SOMERSET, Pa. -- The denouement to United Airlines Flight 93 now turns on the evidence of what is not there. Wallace Miller will know his job is finished when he has 40 DNA matches and four sets of remains whose unrecognizability marks them as the villains who tried to seize the plane and died when their hostages declined to play the role.
So far, 34 sets of remains have matched the DNA samples family members provided. Without addressing the fine points of horror, Miller told families he could call them when they have identified everything or call as fragments are linked to a loved one.
"We wanted everybody to understand that we might be calling them back multiple times," Miller explains. "A lot of people have elected not to do that."
A chain-link fence rings the spot where the plane hit an old strip mine, scattering the front section and the passengers who had tried to rush the hijackers. The cabin bounced into a line of trees, shattering everything, everyone and any illusions that the hills of Pennsylvania are a haven from the world. Restoration workers have filled in the crater and sheared down and mulched the charred trees from which so many of the victims were reclaimed.

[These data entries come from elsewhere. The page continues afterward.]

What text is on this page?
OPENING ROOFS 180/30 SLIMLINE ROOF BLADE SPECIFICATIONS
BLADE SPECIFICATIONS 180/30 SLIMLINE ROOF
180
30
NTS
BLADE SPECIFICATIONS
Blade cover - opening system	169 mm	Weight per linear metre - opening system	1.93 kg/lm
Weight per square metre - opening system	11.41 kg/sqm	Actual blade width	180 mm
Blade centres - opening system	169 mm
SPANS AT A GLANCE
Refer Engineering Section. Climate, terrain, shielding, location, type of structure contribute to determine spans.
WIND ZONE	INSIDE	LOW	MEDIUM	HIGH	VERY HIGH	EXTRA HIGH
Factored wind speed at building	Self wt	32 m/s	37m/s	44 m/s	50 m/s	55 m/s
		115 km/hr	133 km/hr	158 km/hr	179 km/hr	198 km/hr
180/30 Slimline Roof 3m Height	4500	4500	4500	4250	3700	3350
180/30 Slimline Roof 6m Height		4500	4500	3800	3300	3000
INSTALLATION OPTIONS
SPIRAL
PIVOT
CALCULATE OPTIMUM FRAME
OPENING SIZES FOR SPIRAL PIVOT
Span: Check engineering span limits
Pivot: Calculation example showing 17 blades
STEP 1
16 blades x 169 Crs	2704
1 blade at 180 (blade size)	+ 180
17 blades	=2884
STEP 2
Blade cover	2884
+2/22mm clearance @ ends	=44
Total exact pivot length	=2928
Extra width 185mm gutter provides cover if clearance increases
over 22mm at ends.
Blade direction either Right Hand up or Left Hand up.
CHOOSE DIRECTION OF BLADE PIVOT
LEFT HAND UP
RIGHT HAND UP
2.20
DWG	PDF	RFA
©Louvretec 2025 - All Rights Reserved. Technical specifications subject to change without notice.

Family members, friends, the curious and those curious about why they feel a sense of loss over strangers, take the journey to the unfortunately named Skyline Drive outside the town of Shanksville and pull into a makeshift parking lot that overlooks the spot. Stonehenge could not be spookier than this place, marked by a wide, indistinct expanse surrounded by a silver fence.
"They just want to be there. I can understand that," says Miller, a 6-foot-4-inch study in rural sobriety now finishing his first term as coroner, or his father's seventh, depending on whether you believe in dynasties in such lines of work.
Miller is 44, a local boy who played basketball for Somerset High School, went away to college, then came home to work the family's funeral home, never imagining he would one day be overtaken by the enormity of hatreds deeper than the 30-foot crater Flight 93 left in his neighborhood.
"To me this is a cemetery. The site is a cemetery and for whatever reason, I wound up being the custodian of it," he says.
Miller has spent 20 years in the business of attending to the dead and those they leave behind.
"Those deaths are just as final and horrifying and difficult to deal with as anything we've had here," Miller says. But until now, he always believed that horror was reserved for the surviving families. This time, the coroner is hurting, too.
It is in the days since the dead were recovered, the crater filled, the trees emptied of their secrets and taken down for disposal, that the passengers of Flight 93 have at last become known to Miller. Day after day he speaks with the families. He can finally read newspaper accounts about the people whose remains rest, for the moment, in a freezer near this town. He won't say where.
"I don't want it to become another site for a shrine," he explains.
Now, after consigning them to a storage site and awaiting results from the lab in Rockville, Md., Miller is confronted, at every telephone call, with the stories those remains signify.
"I'm starting to get to know these people," he says. "That makes it a little rough sometimes."
On this day, the crash site has attracted a film crew from Norway and Brad Boyer and his family. Boyer had been on nearby Indian Lake, fishing for bass, when Flight 93 hit the ground across the ridge.
"Just a huge bang," Boyer says.
Then the sky rained garbage.
"Paper, tinfoil -- little pieces of it," Boyer says. "And leaves. A lot of leaves. Strange."
On a late summer day, even the leaves were murdered.